If you have already run TAC (e.g. to inspect centroids or tune the centroid budget separately), skip the clustering step:

index = tachiom.Tachiom.build_from_tac(
    vectors_path,
    token_ids_path,
    doclens_path,
    centroids_path,    # [K, dim] f32 .npy
    assignments_path,  # [N]      u32 .npy
    pq_sample_size=10_000_000,
    pq_n_iter=10,
    normalize=True,
    pq_seed=42,
    hnsw_m=32,
    ef_construction=1500,
    pq_subspaces=32,
)

Saving and loading

index.save("index.bin")
index = tachiom.Tachiom.load("index.bin")

Searching

Single query

# query: [n_tokens, dim] f32 C-contiguous array
scores, doc_ids = index.search(
    query,
    k=10,
    k_centroids=20,       # coarse centroids retrieved per query token
    k_docs_to_score=500,  # candidates passed to PQ reranking
    ef_search=30,         # HNSW beam width during coarse scoring
    alpha=0.45,           # fraction of k-th coarse score used as candidates pruning threshold
    beta=None,            # stop PQ reranking after this many candidates scored
    lambda_=None,         # distance-adaptive HNSW early-exit factor
)
# scores:   [k] f32   (−∞ sentinel for unfilled positions)
# doc_ids:  [k] u32   (u32::MAX sentinel for unfilled positions)

Batch search

# queries: [n_queries, n_tokens, dim] f32 C-contiguous array
scores, doc_ids = index.batch_search(
    queries,
    k=10,
    num_threads=0,        # 0 = all cores, 1 = serial, n = custom pool
    k_centroids=20,
    k_docs_to_score=500,
    ef_search=30,
    alpha=0.45,
    beta=None,
    lambda_=None,
)
# scores:   [n_queries, k] f32
# doc_ids:  [n_queries, k] u32

Search parameters

Search runs in two phases: Gather (HNSW traversal over TAC centroids) then Refine (PQ reranking of surviving candidates).
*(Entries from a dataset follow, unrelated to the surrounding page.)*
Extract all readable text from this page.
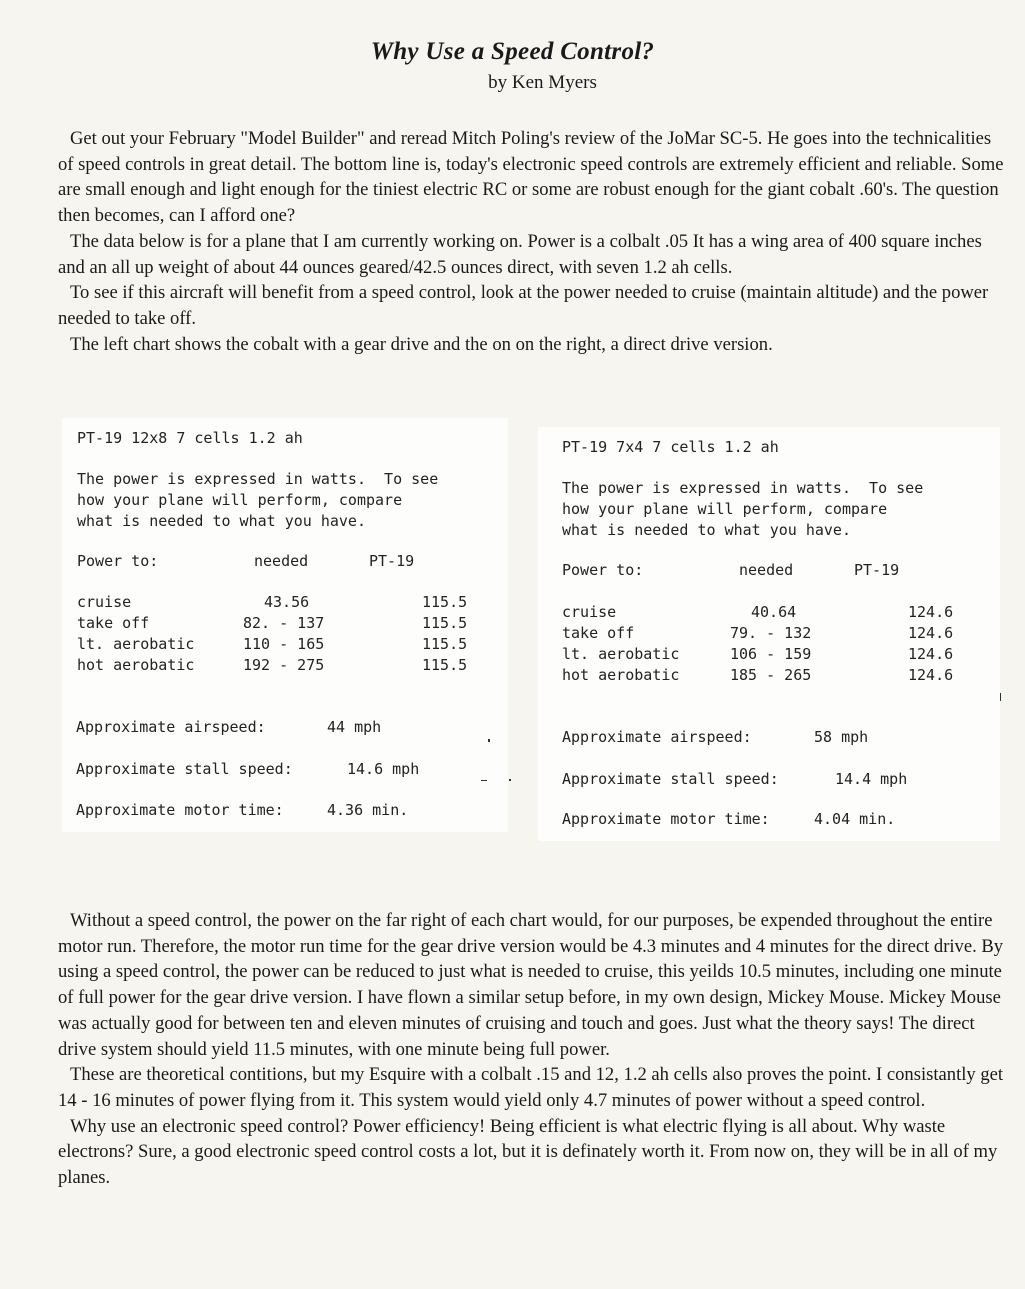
Why Use a Speed Control?
by Ken Myers

Get out your February "Model Builder" and reread Mitch Poling's review of the JoMar SC-5. He goes into the technicalities of speed controls in great detail. The bottom line is, today's electronic speed controls are extremely efficient and reliable. Some are small enough and light enough for the tiniest electric RC or some are robust enough for the giant cobalt .60's. The question then becomes, can I afford one?

The data below is for a plane that I am currently working on. Power is a colbalt .05 It has a wing area of 400 square inches and an all up weight of about 44 ounces geared/42.5 ounces direct, with seven 1.2 ah cells.

To see if this aircraft will benefit from a speed control, look at the power needed to cruise (maintain altitude) and the power needed to take off.

The left chart shows the cobalt with a gear drive and the on on the right, a direct drive version.

PT-19 12x8 7 cells 1.2 ah

The power is expressed in watts.  To see

how your plane will perform, compare

what is needed to what you have.

Power to:

	needed

	PT-19

cruise

	43.56

	115.5

take off

	82. - 137

	115.5

lt. aerobatic

	110 - 165

	115.5

hot aerobatic

	192 - 275

	115.5

Approximate airspeed:

	44 mph

Approximate stall speed:

	14.6 mph

Approximate motor time:

	4.36 min.

PT-19 7x4 7 cells 1.2 ah

The power is expressed in watts.  To see

how your plane will perform, compare

what is needed to what you have.

Power to:

	needed

	PT-19

cruise

	40.64

	124.6

take off

	79. - 132

	124.6

lt. aerobatic

	106 - 159

	124.6

hot aerobatic

	185 - 265

	124.6

Approximate airspeed:

	58 mph

Approximate stall speed:

	14.4 mph

Approximate motor time:

	4.04 min.

Without a speed control, the power on the far right of each chart would, for our purposes, be expended throughout the entire motor run. Therefore, the motor run time for the gear drive version would be 4.3 minutes and 4 minutes for the direct drive. By using a speed control, the power can be reduced to just what is needed to cruise, this yeilds 10.5 minutes, including one minute of full power for the gear drive version. I have flown a similar setup before, in my own design, Mickey Mouse. Mickey Mouse was actually good for between ten and eleven minutes of cruising and touch and goes. Just what the theory says! The direct drive system should yield 11.5 minutes, with one minute being full power.

These are theoretical contitions, but my Esquire with a colbalt .15 and 12, 1.2 ah cells also proves the point. I consistantly get 14 - 16 minutes of power flying from it. This system would yield only 4.7 minutes of power without a speed control.

Why use an electronic speed control? Power efficiency! Being efficient is what electric flying is all about. Why waste electrons? Sure, a good electronic speed control costs a lot, but it is definately worth it. From now on, they will be in all of my planes.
Parameter	Default	Phase	Description
`k_centroids`	`20`	Gather	Coarse centroids retrieved per query token via HNSW. Higher values increase recall and latency.
`ef_search`	`30`	Gather	HNSW beam width. Increase together with `k_centroids` for deeper search.
`alpha`	`0.45`	Gather→Refine	After accumulating coarse scores, only documents scoring above `alpha × score_k` are forwarded to Refine. Lower values prune more aggressively. Set to `None` to disable.
`k_docs_to_score`	`500`	Refine	Maximum candidates passed to PQ reranking (cap applied after alpha-pruning).
`beta`	`None`	Refine	Early-exit threshold: stop PQ reranking after `beta` candidates have been scored. Set to `None` to score all `k_docs_to_score` candidates.
`lambda_`	`None`	Gather	Distance-adaptive HNSW termination factor. Set to `None` to disable.

Inspection

index.len          # number of indexed documents
index.dim          # token-vector dimensionality
index.n_tokens     # total tokens across all documents
index.n_centroids  # number of coarse centroids
index.print_space_usage()  # per-component size in GB

`Tac` — Token-Aware Clustering

Tac runs a separate k-means per token type and distributes a total centroid budget proportionally across groups. Use it when you want to inspect or reuse the clustering step independently of the full index build.

Training

tac = tachiom.Tac(
    n_centroids=2_000_000,  # total centroid budget
    n_iter=10,              # k-means iterations per token group
    verbose=True,
    max_sample_size=None,   # None = auto (cap at ~1M per group)
)
tac.train("vectors.npy", "token_ids.npy")

Inspecting results

tac.n_centroids        # actual centroids produced (may be < budget)
tac.dim                # dimensionality
tac.centroids          # [K, dim] f32
tac.centroids_f16      # [K, dim] f16
tac.assignments        # [N]      u32 — centroid id for each token

Saving and feeding into `Tachiom`

import numpy as np

np.save("centroids.npy",   tac.centroids)
np.save("assignments.npy", tac.assignments)

index = tachiom.Tachiom.build_from_tac(
    "vectors.npy", "token_ids.npy", "doclens.npy",
    "centroids.npy", "assignments.npy",
)

End-to-end example

See notebooks/tachiom_demo.ipynb for a complete walkthrough on the LOTTE dataset (2.4 M documents, 266 M tokens, dim=128, 2 M centroids, ~12.8 GB index, ~0.45 ms/query).

See notebooks/tac_demo.ipynb for TAC centroid budget analysis and saving TAC output for later reuse.